Abstract

AbstractWhy do combatants uproot civilians in wartime? In this paper I identify cross-national variation in three population-displacement strategies—cleansing, depopulation, and forced relocation—and test different explanations for their use by state actors. I advance a new “assortative” theory to explain forced relocation, the most common type. I argue that combatants displace not only to expel undesirable populations, but also to identify the undesirables in the first place by forcing people to send signals of loyalty and affiliation based on whether, and to where, they flee. This makes communities more “legible” and facilitates the extraction of rents and recruits. I test these arguments using a novel Strategic Displacement in Civil Conflict data set (1945–2008). Consistent with my expectations, different displacement strategies occur in different contexts and appear to follow different logics.
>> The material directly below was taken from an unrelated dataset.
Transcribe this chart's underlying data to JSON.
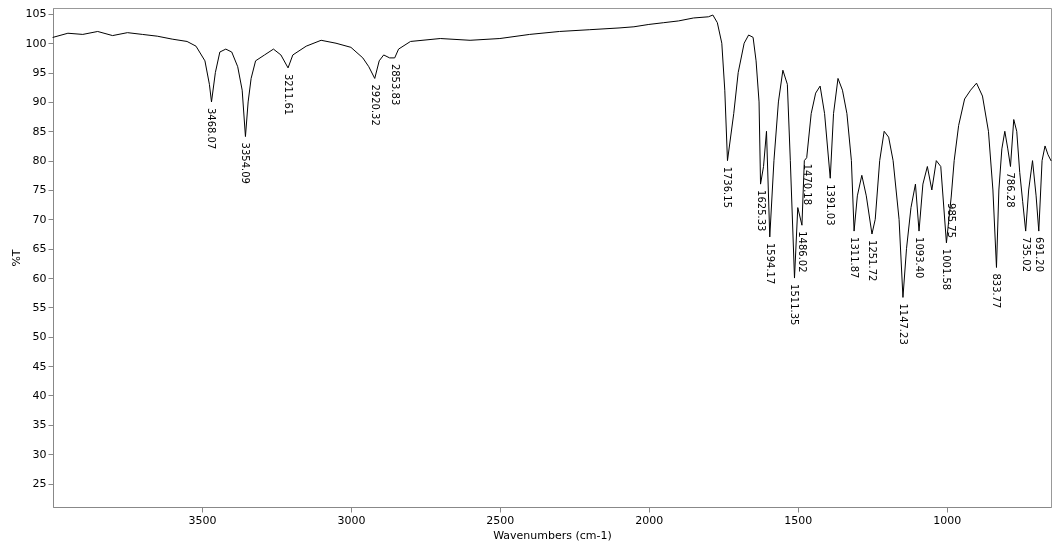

Cleansing is more likely in conventional wars, where territorial conquest takes primacy, while forced relocation is more likely in irregular wars, where identification problems are most acute. The evidence indicates that cleansing follows a logic of punishment. The results for relocation, however, are consistent with the implications of my assortative logic: it is more likely to be employed by resource-constrained incumbents fighting insurgencies in “illegible” areas—rural, peripheral territories. A case study from Uganda based on in-depth fieldwork provides evidence for the assortative mechanism. As the most comprehensive analysis of wartime displacement strategies to date, this paper challenges some core assumptions about a devastating form of contemporary political violence.